Algunas leyes dicen más de la situación de un país que miles de tertulianos gritando. En las últimas semanas, la piedra Rosetta de la política italiana se llama ius soli.
Una norma que el Gobierno de Paolo Gentiloni quería aprobar antes de terminar el curso y según la cual los hijos de los inmigrantes con al menos cinco años de residencia en el Estado recibirían la nacionalidad, en lugar de tener que esperar hasta los 18 años. Pero la debilidad del Ejecutivo, sostenido por pequeños partidos a su derecha, y el creciente rechazo a la inmigración masiva que vive Italia, han provocado un juego de transparencias en el que en una sola semana se han visto las costuras de una legislatura que ha tenido tres gobiernos y apura sus últimos meses con demasiada fatiga.
Ningún país de la UE aplica el ius soli puro (EE UU sí lo hace). Pero casi todos, desde España a Alemania, pasando por Francia, lo contemplan con algunas restricciones (nacionalidad de uno de los dos padres, estabilidad de la residencia…).
La excluyente norma italiana, diseñada en 1992 y que no da margen a obtener la nacionalidad hasta la mayoría de edad, alumbró a la llamada generación Balotelli (futbolista palermitano, hijo de padres ghaneses y estrella fugaz de la selección).
Más de un millón de personas nacidas en el país, educadas en sus escuelas, que hablan dialectos cerrados y que, sin embargo, no son italianas.
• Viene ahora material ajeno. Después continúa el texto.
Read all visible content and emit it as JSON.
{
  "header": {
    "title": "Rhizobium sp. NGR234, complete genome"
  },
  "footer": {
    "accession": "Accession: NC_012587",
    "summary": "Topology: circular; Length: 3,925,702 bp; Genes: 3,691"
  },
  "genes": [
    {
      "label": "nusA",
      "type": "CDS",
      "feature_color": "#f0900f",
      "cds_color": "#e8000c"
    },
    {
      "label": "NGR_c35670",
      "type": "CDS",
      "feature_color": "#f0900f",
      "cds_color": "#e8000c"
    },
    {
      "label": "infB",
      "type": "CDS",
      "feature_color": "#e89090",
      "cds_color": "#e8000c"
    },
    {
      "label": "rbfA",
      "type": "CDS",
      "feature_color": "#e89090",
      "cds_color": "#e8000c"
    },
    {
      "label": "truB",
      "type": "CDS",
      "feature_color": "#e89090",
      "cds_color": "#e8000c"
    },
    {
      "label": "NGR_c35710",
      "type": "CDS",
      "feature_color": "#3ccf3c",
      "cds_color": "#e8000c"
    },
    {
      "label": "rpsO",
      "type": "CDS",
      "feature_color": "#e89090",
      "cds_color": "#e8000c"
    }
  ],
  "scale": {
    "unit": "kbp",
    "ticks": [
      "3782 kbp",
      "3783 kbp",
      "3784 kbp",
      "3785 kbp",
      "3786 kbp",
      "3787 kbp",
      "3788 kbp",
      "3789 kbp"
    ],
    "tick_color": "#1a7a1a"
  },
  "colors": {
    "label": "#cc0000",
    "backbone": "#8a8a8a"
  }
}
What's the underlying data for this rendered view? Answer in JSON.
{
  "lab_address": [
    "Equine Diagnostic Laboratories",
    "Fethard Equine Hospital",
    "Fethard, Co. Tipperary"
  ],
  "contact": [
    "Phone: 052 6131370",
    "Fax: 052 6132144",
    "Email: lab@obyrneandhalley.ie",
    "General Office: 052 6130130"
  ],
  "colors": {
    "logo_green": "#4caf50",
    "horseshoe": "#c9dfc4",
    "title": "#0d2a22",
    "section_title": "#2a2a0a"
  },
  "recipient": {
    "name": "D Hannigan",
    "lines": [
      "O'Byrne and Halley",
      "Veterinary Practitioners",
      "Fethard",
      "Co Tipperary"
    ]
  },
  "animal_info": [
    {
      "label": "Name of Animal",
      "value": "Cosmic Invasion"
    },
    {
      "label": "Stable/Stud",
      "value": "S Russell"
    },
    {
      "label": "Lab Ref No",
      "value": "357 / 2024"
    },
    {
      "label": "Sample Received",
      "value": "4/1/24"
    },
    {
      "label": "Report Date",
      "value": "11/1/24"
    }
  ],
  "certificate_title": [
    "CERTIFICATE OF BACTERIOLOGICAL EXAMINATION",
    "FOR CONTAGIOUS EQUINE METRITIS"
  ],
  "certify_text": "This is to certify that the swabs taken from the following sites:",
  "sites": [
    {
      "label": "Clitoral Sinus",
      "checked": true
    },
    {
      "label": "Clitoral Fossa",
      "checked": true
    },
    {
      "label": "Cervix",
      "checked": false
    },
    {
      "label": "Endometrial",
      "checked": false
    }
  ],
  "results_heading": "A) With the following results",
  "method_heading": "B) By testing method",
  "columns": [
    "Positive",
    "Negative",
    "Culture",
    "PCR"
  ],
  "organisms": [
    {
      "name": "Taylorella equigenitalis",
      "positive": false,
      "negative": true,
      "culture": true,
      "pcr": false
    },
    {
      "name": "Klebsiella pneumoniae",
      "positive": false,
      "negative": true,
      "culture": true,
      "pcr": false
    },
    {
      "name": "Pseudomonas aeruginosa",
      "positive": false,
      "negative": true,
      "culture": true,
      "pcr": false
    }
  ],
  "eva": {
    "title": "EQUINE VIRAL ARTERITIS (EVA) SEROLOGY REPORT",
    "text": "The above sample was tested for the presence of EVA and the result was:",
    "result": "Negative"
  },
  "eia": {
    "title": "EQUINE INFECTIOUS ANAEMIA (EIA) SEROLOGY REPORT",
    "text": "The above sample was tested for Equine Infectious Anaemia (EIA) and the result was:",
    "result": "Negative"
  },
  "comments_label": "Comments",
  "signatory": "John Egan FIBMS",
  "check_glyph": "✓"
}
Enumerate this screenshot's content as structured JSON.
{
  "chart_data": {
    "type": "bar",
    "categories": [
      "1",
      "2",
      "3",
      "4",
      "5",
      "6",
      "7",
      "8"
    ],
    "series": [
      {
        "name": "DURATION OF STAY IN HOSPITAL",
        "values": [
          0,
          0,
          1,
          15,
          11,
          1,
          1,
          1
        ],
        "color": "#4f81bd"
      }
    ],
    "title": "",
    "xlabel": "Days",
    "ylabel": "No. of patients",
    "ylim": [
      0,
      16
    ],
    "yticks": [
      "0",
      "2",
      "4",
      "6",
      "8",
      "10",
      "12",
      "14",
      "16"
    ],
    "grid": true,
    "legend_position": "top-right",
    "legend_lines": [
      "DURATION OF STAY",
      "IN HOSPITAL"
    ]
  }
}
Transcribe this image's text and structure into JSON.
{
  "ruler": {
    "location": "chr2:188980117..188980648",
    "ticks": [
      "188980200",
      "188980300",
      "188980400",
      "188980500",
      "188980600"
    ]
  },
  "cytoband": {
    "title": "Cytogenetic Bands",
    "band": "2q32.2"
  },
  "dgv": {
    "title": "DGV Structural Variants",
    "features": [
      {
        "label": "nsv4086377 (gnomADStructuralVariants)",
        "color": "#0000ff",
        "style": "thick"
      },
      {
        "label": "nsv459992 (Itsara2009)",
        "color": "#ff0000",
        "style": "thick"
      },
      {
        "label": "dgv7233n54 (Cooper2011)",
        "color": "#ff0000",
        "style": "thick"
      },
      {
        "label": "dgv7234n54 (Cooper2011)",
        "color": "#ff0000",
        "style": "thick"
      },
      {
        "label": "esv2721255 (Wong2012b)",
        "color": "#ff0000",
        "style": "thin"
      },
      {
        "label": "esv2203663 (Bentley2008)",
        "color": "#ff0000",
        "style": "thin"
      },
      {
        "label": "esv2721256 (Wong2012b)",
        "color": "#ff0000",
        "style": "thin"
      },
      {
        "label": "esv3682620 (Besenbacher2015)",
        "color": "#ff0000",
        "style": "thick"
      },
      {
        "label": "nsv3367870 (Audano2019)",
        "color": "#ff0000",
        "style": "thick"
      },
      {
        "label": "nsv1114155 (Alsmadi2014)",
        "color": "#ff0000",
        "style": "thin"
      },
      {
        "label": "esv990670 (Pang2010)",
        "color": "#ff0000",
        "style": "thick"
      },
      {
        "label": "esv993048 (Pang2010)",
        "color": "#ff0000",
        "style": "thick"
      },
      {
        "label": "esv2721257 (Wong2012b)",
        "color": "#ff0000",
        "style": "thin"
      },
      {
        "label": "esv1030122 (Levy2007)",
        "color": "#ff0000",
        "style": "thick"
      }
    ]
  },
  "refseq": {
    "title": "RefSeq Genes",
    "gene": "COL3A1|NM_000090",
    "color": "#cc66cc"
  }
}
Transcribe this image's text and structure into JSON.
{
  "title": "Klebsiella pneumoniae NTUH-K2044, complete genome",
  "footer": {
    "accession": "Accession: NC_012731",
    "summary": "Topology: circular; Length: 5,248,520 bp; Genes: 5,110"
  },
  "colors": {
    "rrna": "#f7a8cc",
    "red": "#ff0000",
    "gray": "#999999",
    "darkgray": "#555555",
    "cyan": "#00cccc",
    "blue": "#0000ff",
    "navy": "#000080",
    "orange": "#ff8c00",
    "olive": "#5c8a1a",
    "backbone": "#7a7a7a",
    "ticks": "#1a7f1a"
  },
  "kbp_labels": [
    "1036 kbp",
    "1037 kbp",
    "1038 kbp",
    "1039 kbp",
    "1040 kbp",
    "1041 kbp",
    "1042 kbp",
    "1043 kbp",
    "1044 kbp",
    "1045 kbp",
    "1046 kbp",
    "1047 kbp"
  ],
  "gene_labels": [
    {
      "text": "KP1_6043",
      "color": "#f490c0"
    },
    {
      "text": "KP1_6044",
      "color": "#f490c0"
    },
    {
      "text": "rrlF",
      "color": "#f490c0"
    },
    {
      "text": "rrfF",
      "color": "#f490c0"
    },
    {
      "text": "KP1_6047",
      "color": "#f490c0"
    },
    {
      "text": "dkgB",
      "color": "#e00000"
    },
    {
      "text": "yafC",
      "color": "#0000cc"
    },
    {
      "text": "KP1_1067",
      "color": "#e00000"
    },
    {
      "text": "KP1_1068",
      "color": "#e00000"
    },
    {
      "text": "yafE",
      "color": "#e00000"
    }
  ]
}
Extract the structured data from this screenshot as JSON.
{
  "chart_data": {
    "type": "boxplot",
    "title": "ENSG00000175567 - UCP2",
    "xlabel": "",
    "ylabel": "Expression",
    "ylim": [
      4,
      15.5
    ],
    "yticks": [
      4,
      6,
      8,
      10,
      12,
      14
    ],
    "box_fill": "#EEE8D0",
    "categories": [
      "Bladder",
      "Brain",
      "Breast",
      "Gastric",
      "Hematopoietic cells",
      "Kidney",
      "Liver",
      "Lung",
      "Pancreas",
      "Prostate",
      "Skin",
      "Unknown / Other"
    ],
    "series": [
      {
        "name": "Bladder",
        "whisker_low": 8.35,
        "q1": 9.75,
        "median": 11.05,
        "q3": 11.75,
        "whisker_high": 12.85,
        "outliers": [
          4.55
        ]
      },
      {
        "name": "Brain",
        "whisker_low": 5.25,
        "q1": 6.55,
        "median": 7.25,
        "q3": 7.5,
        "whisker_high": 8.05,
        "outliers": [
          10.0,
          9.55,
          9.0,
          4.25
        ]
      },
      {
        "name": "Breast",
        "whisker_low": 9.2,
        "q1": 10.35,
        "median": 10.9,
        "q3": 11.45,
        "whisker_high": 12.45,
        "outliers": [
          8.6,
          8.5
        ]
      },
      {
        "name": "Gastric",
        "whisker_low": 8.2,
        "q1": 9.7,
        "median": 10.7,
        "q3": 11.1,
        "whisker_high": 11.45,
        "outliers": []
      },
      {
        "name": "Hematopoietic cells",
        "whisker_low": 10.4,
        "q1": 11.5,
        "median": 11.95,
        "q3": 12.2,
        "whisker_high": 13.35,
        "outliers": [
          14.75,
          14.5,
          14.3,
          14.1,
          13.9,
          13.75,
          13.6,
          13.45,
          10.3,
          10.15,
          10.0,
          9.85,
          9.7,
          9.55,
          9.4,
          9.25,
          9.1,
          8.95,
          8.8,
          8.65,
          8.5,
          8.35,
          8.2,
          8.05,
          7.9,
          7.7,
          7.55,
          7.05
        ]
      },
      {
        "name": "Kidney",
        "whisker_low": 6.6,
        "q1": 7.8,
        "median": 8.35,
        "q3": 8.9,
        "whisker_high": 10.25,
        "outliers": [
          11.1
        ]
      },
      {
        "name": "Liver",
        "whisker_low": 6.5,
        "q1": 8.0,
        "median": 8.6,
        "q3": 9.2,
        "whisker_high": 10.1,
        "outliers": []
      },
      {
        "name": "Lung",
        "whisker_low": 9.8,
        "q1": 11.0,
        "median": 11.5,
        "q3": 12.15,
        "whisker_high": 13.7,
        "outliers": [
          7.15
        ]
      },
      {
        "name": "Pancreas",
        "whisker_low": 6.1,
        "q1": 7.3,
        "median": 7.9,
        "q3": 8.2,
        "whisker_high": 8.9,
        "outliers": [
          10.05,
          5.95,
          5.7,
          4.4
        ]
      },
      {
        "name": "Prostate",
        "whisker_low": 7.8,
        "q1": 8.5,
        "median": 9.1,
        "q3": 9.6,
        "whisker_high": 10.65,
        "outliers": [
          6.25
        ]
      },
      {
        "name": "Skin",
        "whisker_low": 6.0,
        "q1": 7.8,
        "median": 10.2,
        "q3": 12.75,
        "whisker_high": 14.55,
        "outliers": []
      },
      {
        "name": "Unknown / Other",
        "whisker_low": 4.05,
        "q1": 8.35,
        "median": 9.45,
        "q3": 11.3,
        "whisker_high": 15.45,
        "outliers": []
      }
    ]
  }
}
Una situación legal inclinada a la discriminación social y administrativa que Matteo Renzi prometió liquidar cuando su gobierno no era un barquito de papel en la tormenta populista del debate migratorio.
Pero la situación también habla de cómo el populismo crecido al calor de la inmigración masiva impregna todas las decisiones políticas. Cualquier desliz en esta cuestión cuesta votos. Unos vaivenes que, a menudo, destiñen un discurso muy difícil de analizar ya desde el eje derecha-izquierda, como demuestra la polémica frase de Matteo Renzi emitida también en los últimos días.
“Ayudemos a los inmigrantes, pero en ayudémosles en su casa”.